Amélie Revert, Le Devoir
Chute-à-Tréfonds est un quartier sujet à toutes les prédations. Qu’il s’agisse de la gentrification agressive de la ville au nom pompeux de Nouveau Stockholm ou des ambitions postmodernes d’une cinéaste documentariste, les périls sont nombreux. Et pourtant, dans ce roman polyphonique à la plume acérée et à l’humour mordant, voici que les habitant·es trouvent malgré tout à vivre et à résister.

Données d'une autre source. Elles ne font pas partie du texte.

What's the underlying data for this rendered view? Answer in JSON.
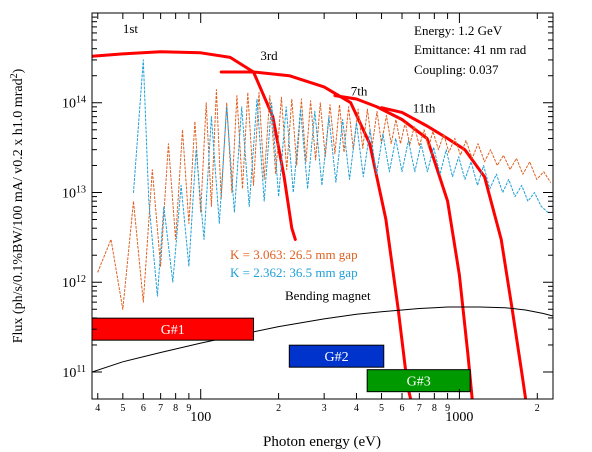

« Ma seule consolation, même si ça ne marche pas et qu’on est tous évincés, for real, c’est que même si le monde tire un avantage en nous considérant comme petits et insignifiants, notre petitesse nous rend géants. Comme des étoiles. Tu sais quelle est la taille d’une étoile ? Nos ancêtres le savaient. Mais trop d’entre vous pensent à l’échelle humanoïde caucasienne. Petit et linéaire. Plat comme leurs culs. Pourtant, notre planète est immense et ronde. Ceux qui prétendent être les plus grands et les plus importants se trompent sur l’échelle de l’univers. Ils oublient leur place dans l’équation. Passés à côté. Trop occupés à rendre les choses transparentes. » Mikaela Simms
Valérie Bah est un·e artiste et cinéaste qui réside à Tio’tia:ke / Mooniyang (connue sous le nom colonial de « Montréal »). Alimenté par la pensée féministe Noire, son travail s’intéresse aux résistances Noires, queers et trans ainsi qu’aux actes banals et radicaux de survie.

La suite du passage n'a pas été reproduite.